Movie Reviews
A Big Bold Beautiful Journey
"Journey" harks back to some of the better films from two decades ago, but much too cute for its own good, it pales in comparison.
A Big Bold Beautiful Journey (2025)
At first glance, Kogonada appears to be continuing his ascent from media study video essayist to major filmmaker. A Big Bold Beautiful Journey is his third and biggest narrative feature, expanding the budget and reach of his highly acclaimed Columbus (2017) and After Yang (2021). This time out, Kogonada lets others handle writing and editing, making this his first feature as a for-hire director. The credits are not mere trivia, but a caution to those who have pegged the mononymous Korean American as an artist to watch.

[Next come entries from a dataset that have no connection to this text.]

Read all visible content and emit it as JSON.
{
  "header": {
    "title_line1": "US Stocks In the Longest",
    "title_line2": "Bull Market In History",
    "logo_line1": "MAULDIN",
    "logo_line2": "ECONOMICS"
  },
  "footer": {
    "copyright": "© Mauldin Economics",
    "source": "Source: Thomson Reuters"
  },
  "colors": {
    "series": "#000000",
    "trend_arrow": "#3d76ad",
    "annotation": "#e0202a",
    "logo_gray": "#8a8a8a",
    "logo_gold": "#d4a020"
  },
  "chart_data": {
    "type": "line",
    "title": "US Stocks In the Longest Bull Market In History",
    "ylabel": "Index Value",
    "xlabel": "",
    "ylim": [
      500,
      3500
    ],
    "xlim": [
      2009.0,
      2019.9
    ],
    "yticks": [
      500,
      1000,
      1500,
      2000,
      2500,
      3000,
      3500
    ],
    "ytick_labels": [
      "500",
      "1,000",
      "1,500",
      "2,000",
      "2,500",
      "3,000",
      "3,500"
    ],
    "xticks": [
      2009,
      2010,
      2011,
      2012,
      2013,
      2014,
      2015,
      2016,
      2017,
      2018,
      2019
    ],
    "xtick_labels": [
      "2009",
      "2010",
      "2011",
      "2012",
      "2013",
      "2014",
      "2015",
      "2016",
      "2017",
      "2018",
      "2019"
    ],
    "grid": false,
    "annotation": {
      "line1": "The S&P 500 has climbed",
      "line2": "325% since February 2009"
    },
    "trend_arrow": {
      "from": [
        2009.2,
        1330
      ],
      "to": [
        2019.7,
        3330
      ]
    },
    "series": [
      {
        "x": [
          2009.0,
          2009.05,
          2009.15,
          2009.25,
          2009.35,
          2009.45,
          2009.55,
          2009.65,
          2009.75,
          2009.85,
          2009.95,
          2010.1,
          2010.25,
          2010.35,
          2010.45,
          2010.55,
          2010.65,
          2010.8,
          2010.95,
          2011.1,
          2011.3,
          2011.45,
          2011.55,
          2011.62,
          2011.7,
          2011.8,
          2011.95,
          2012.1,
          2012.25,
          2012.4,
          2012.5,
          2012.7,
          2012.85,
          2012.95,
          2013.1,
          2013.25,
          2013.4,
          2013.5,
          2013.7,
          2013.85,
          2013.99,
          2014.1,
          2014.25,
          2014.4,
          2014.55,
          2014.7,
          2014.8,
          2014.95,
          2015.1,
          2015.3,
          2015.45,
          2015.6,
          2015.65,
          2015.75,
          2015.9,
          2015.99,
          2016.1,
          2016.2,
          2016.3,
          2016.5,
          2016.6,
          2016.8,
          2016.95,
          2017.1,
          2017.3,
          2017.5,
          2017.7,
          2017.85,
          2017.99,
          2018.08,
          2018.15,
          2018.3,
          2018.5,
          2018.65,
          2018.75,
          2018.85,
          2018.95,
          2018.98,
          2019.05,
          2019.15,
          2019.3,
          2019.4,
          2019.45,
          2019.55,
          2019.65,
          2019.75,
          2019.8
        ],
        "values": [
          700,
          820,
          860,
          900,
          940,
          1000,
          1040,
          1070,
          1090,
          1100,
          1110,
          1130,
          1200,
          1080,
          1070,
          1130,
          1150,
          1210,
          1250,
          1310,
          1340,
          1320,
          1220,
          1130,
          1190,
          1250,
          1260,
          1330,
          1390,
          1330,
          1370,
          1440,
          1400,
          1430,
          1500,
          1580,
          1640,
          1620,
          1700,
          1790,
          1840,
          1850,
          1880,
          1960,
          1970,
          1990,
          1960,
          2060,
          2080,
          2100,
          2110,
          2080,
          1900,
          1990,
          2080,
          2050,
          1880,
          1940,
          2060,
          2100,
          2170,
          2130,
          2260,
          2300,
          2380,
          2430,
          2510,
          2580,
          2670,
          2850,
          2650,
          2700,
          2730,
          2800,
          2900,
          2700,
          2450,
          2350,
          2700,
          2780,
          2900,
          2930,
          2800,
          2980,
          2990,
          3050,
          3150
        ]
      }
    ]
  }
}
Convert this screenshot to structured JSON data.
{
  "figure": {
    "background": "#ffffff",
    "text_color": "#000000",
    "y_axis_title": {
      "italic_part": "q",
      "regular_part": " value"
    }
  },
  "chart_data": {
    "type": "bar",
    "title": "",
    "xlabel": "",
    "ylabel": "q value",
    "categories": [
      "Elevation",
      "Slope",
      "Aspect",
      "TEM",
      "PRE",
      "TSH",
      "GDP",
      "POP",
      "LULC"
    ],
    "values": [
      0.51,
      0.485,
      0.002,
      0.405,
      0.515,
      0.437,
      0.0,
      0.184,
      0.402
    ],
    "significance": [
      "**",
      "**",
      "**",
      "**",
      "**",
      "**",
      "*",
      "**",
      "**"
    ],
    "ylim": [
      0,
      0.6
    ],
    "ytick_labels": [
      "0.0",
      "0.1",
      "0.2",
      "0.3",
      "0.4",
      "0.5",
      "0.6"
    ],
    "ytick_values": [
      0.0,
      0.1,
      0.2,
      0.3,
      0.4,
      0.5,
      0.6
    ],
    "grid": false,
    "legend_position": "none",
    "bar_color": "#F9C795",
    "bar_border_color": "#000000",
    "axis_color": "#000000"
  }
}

Veteran comedy scribe Seth Reiss, who made a fine feature debut on 2022’s biting The Menu, opts for something that is simultaneously harder to classify and yet more familiar than his breakthrough script. Journey leans heavily upon a 2000s style of offbeat comedy, recalling works like Stranger Than Fiction and Charlie Kaufman’s Synecdoche, New York and Eternal Sunshine of the Spotless Mind with a mere fraction of their originality and little of their success.
Colin Farrell plays David, an Irish-American man who finds his car with a boot on its tire on the weekend he is to attend a wedding. A perfectly-placed sign leads him to a car rental experience like no other. In an oversized warehouse, David is the only customer and the two employees helping him (Kevin Kline and Phoebe Waller-Bridge) wield his headshot like casting agents before connecting him with a 1994 Saturn and upselling him on a GPS device. At the wedding, David gets introduced to Sarah (Margot Robbie), a woman who lives in a different part of his same unnamed city.

Sparks do not fly, even though words, a dance offer, and a marriage proposal ensue. But the shared social function is but the start of David and Sarah’s journey. A seemingly improbable reunion at Burger King and a broken car later, the two are following the GPS device’s directions together and ending up at remote doors that take them to various chapters from each of their pasts.
With its magical realism and calculated quirks, Journey harks back to some of the better films from two decades ago, but much too cute for its own good, it pales in comparison. David and Sarah’s adventure through space and time never packs the emotional wallop it’s supposed to and even as a mere romcom couple, the two don’t win us over as intended. The whimsy is all over the place, not just in the space-time continuum but narratively. We come to understand where past romances fell flat for each lead and some of the family drama that continues to hang over them. But the stops on this journey are belabored and meandering.

Farrell and Robbie, each wielding one of the strongest resumes among their respective age groups, tap into their well-established goodwill to elicit sympathy, but their characters and trajectories are a collection of dramatic tropes, period details, and allusions to much better movies.
For example, the GPS has the red eye of 2001‘s menacing computer HAL. When the car bursts into flames, Kogonada copies the staging directly from Planes, Trains and Automobiles. It’s a safe bet that someone watching a theatrically released, original R-rated movie in 2025 is a fan of cinema and will appreciate the homages scattered throughout. It’s also a safe bet that these nods will not dupe moviegoers into thinking they are watching a cutting-edge new classic.
Reiss’ screenplay fails the film more than Kogonada’s direction, which is full of visual flair when it wants to be but repeatedly falls back into a conventional presentation of tired themes. There is nothing but the ages of the cast that will tie this film to 2025 and while that alone is no problem, you expect more from two actors we’ve seen in a few of the decade’s best works who have their well-earned pick of Hollywood projects at their disposal.